(1.) BOTH these petitions can be disposed of by a common judgment as the issue involved is the same. A few facts may be set out. Smt. Sumati Pandurang Padave is the widow of a deceased railway employee who may be designated as CPF employee. He resigned from the services of the Railways. Subsequent to his death, his widow applied for ex gratia payment in terms of the Office Memorandum (O. M,} dated 13th June, 1988 issued by the Department of Pension and Pensioners' Welfare Board, Government of India, which provided for grant of ex gratia payment of families of deceased CPF retiree. The relevant portion of the said O. M. may be reproduced hereunder :
(2.) THE widow in this case, had filed Original Application No. 809/1999 before the Central Administrative Tribunal. It may be mentioned that earlier to that this Court had taken a suo motu notice of the grievance and had entertained a petition which was numbered as suo motu Writ Petition No. 16 of 1994. The learned Tribunal in its order of 24-12-1999 on facts found that the deceased husband had worked for the railways for the period 6-5-1954 to 8-12-1975 i. e. for a period of 21 years 7 months and 2 days. At the end of the aforesaid period, applicant tendered his resignation. The case of the widow was that the scheme of voluntary retirement was not in vogue at the relevant time and as such, the deceased husband was constrained to resign. Had the scheme been available it would not have been necessary for him to resign, but he would have retired voluntarily. The submission before the Tribunal was that the resignation should be considered as one of voluntary retirement or retirement on superannuation. By the impugned order of 4th May, 2000 the learned Tribunal relying on other orders passed where other Benches had taken a view that the widow and dependent children of an ex-employee are entitled to the grant of ex gratia payment provided the employee who has resigned had put in a qualifying period of service prior to his resignation, accordingly allowed the Original Application No. 671 of 1999 which is the subject-matter of challenge in the present petition. Reliance was also placed in the case of (J. K. Cotton Spinning and Weaving Mills Company Limited v. State of U. P. and Ors.), A. I. R. 1990 S. C. 1808. In that judgment, the Apex Court had held that the resignation amounts to voluntary retirement and granted benefit of pension.

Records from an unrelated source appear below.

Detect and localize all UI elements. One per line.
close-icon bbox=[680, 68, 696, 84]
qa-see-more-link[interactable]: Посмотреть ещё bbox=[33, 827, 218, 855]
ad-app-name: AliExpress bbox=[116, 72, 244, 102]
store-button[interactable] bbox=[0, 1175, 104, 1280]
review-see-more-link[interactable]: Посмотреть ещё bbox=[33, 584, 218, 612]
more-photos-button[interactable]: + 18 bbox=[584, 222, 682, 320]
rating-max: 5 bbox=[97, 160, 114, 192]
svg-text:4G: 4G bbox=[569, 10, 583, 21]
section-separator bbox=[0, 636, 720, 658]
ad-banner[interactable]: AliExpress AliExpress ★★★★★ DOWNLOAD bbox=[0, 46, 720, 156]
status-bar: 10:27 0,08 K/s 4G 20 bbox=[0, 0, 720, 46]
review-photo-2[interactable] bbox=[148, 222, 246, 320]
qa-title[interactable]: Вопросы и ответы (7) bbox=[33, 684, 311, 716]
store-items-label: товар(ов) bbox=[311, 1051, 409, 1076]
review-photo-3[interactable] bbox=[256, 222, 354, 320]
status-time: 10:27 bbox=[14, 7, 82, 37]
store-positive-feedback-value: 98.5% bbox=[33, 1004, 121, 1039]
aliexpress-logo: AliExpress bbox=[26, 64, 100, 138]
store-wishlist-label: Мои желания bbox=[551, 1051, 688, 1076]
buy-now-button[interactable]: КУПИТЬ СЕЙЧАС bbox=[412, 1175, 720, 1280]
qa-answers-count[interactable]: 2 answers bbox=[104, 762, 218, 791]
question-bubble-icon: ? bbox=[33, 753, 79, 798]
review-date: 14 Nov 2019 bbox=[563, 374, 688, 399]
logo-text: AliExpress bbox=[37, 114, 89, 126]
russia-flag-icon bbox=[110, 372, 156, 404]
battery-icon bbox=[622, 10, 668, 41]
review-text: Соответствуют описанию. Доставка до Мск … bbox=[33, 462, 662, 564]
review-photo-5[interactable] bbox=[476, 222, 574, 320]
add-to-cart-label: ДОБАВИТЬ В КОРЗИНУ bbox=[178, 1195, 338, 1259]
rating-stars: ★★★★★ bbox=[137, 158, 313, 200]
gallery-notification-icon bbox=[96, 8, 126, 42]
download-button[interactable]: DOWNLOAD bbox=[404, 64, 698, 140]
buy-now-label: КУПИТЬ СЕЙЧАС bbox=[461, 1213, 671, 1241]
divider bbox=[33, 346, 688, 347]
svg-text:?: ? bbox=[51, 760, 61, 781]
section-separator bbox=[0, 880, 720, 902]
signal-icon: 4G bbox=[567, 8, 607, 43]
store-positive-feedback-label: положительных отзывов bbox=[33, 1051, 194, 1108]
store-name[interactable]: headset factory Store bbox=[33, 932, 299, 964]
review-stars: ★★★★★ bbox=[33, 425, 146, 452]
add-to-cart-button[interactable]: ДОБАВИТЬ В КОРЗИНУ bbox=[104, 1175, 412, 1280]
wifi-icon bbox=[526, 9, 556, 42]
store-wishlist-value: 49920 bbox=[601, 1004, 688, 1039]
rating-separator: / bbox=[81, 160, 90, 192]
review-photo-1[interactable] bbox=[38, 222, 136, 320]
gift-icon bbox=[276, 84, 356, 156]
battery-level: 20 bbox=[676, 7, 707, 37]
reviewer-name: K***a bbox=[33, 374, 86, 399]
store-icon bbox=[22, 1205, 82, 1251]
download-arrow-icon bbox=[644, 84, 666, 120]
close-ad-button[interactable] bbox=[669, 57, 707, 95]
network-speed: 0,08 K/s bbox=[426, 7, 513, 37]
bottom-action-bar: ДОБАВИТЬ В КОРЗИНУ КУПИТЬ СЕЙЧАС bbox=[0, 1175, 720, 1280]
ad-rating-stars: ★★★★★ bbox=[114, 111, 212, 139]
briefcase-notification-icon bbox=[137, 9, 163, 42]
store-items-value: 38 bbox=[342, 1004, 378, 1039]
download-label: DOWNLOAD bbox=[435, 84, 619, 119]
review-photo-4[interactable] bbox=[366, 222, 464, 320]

However it may be noticed at that stage itself that the discussion was in the context of whether resignation would amount to retrenchment within the meaning of section 2 (s) of the U. P. Industrial Disputes Act, 1947. The reliance placed therefore on that judgment by various Benches of the Tribunal was misplaced,
(3.) ON behalf of the Union of India, learned Counsel points out that the resignation and retirement are two different concepts. Retirement normally is on superannuation. It would also include other cases like retirement on ground of medical unfitness but it could never include resignation. The circular was clear that the benefit of ex gratia payment was not available to those who had resigned from service. The clarification issued thereafter on 9th March, 1989 made it equally clear that those who resigned are not entitled for ex gratia payment. Learned Counsel also placed reliance on the subsequent judgment of the C. A. T. in the case of (Kashinath Jadhav v. Divisional Railway Manager), (DRM) dated 24th December, 1998. It is pointed out that the Tribunal has now taken a view that those who have resigned their widows are not entitled for ex gratia payment. The learned Tribunal held that as the subsequent circular had been issued on 13-11-1998, the circular dated 27-1-1998 will have to be read and construed in terms as clarified by late circular dated 13-11-1998, and held that in view of circular dated 13-11-1998 the person who had resigned would not be entitled to the benefit of ex gratia payment. For all the aforesaid reason, it is submitted that the impugned order is liable to be set aside. As the widow was not represented, we asked Mr. Marne, the learned Counsel of the Court to assist the Court as amiscus curie. The learned amiscus curie had brought to our attention various orders passed by the Tribunal. It is pointed out that all those orders have been implemented by the Railways and as the Railways have accepted the orders of the Tribunal and as such should not be allowed now, on the facts of the present case, to deny the benefits to the widow. It is therefore submitted that the petition filed by the Railway should be rejected.